A quick shot of ivermectin or moxidectin can eliminate bloodsucking lice as they ingest the de-wormer through the horses blood. This will not effect chewing lice so it is important to determine where the lice are, and subsequently what kind of lice you are dealing with.

External Treatments

Because lice are host-specific, you should avoid using external treatments that have not been approved for horses. The two most popular forms of external treatment are: Dusts--sprinkle over the entire horse and brush the dust all the way down to the skin for effect. Pyrethrine laced shampoos and conditioners--apply like normal shampoo and conditioner, working down to the skin of the animal. Horses should be re-treated in approximately two weeks to kill any newly hatched young lice.

Prevention/Solution

A few steps can avoid an outbreak of lice on your facilities: Brush horses frequently--long winter coats are ideal for lice. Do not share blankets, grooming gear, or pastures/paddocks between clean and infested animals.

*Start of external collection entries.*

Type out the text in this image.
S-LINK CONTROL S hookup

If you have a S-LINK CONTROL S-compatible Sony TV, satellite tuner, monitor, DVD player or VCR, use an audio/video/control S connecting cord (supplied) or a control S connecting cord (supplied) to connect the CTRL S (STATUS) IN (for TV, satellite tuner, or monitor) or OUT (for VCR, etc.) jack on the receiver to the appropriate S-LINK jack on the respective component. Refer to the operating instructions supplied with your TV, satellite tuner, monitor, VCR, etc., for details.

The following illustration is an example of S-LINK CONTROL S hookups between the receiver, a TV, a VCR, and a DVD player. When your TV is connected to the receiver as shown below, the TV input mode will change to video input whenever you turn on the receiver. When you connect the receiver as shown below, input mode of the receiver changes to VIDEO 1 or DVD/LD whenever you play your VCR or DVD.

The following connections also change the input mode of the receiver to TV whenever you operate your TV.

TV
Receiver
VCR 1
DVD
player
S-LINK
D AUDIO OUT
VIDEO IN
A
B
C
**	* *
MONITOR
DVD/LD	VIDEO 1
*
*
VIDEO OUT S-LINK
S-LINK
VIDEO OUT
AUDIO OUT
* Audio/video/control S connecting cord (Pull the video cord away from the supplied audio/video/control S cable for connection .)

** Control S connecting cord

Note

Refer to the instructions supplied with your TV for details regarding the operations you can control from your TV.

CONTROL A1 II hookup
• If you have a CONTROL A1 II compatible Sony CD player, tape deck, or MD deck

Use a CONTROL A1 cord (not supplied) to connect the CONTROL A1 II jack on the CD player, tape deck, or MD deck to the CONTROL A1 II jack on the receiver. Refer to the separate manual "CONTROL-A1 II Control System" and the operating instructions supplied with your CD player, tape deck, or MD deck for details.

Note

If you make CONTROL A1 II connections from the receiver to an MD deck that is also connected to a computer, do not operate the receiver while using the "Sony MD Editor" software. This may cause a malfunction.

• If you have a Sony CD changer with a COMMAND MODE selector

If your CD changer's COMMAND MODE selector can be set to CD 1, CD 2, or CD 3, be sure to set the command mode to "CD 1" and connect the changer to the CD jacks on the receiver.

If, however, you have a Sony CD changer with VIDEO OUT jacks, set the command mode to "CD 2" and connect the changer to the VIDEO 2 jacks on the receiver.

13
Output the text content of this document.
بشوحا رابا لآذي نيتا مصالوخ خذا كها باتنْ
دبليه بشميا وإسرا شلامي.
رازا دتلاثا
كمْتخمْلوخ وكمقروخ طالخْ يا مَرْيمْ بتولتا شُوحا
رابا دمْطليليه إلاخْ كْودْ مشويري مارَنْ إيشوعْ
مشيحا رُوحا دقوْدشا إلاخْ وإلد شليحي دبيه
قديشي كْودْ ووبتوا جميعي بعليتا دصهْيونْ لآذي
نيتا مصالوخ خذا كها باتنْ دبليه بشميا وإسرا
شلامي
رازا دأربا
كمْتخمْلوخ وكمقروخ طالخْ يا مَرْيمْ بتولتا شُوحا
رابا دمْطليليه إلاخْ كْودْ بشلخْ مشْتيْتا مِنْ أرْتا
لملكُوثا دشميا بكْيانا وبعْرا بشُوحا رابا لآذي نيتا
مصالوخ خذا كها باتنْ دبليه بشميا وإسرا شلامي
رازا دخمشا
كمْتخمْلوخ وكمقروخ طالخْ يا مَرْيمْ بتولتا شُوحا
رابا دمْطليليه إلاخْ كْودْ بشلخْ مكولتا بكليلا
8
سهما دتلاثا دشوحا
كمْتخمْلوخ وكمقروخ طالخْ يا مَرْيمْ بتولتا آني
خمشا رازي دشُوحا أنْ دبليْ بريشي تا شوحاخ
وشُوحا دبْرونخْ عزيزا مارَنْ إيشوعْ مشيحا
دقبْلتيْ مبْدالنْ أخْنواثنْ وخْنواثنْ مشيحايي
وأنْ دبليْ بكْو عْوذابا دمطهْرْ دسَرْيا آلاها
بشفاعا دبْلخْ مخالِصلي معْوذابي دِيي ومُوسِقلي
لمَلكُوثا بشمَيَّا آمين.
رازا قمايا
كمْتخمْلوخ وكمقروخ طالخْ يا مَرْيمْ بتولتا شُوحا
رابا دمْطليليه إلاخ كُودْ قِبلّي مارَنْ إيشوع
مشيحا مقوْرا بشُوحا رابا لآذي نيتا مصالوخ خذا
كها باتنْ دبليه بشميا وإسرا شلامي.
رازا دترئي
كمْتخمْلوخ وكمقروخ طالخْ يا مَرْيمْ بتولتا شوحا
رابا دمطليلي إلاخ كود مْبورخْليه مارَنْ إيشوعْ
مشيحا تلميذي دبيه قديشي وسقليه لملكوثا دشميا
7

Check horses carefully before introducing them to a herd.

Treating Equipment

Once you've dealt with lice, it's important that the equipment is lice-free before being used again. There are a few alternate steps you can take to eliminate lice and eggs from equipment before using it again: Boil metal/hard equipment in water. Throw soft equipment (blankets, pads, halters) in the dryer on the highest setting. Lay it out on fence for a week at minimum. Don't use it for two weeks (they can't survive for long without a horse) Repeat your step in 7 to 10 days to kill all newly hatched lice. Leave pastures dormant for at least two weeks to kill all eggs and lice along the fences or trees. Everything should be treated at the same time.